I would be curious to know just how much more Ms. Tritch thinks the wealthy ought to be paying? Back in the good old days (from her point of view) when Jimmy Carter was president and the top statutory tax rate was 70 percent (versus 35 percent today), the top one percent of taxpayers paid only 19.7 percent of all federal income taxes. In other words, although their marginal tax rate has fallen by 50 percent, their tax share has almost doubled.
In short, the top half of income-earners in this country pay about 97% of all income taxes, and the top 1% pay over 1/3 of all income taxes. Truly, just how much more should half of the country be shielded from virtually no income tax liability?

Also read that last paragraph in the prior blockquote again. Under Carter, the top tax rate was 70%. It's half of that now...yet the amount of taxes paid by the same group has nearly doubled! That's supply-side economics in its beauty: cut tax rates, and tax revenues increase! What Congress does with those revenues is a different matter.

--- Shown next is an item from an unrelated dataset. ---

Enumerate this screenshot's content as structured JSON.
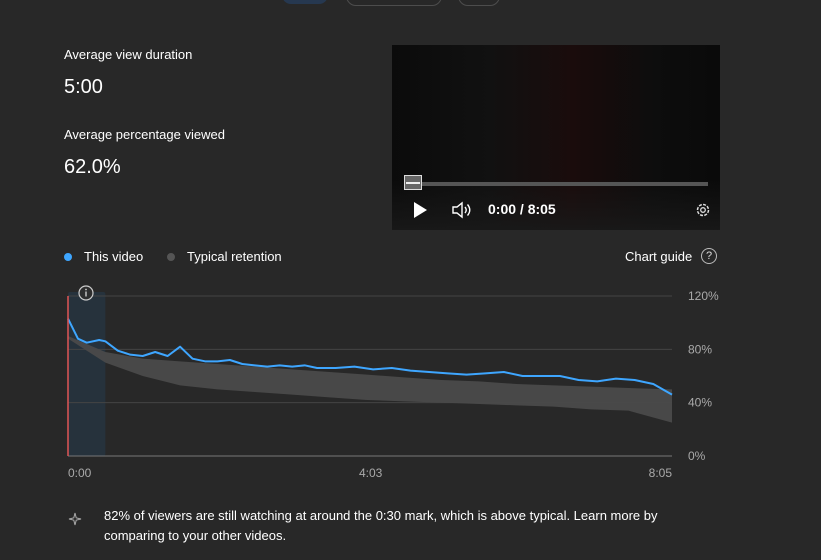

Finally, Bartlett's column mentions how Britain has a top tax rate of 40%, but the wealthiest 1% pay only 21% of the income taxes. The bottom half pay 11%, or over 300% more, than our bottom half. So rich Brits pay higher tax rates, but less of the tax burden, than rich Americans.

Make up you mind, people! Do you want higher tax rates or more taxes collected? Because as this evidence (and a cursory grasp of economics) reveals, you cannot have both.

By the way...the
Fair Tax eliminates the problems inherent in the income tax model. Future posts coming soon!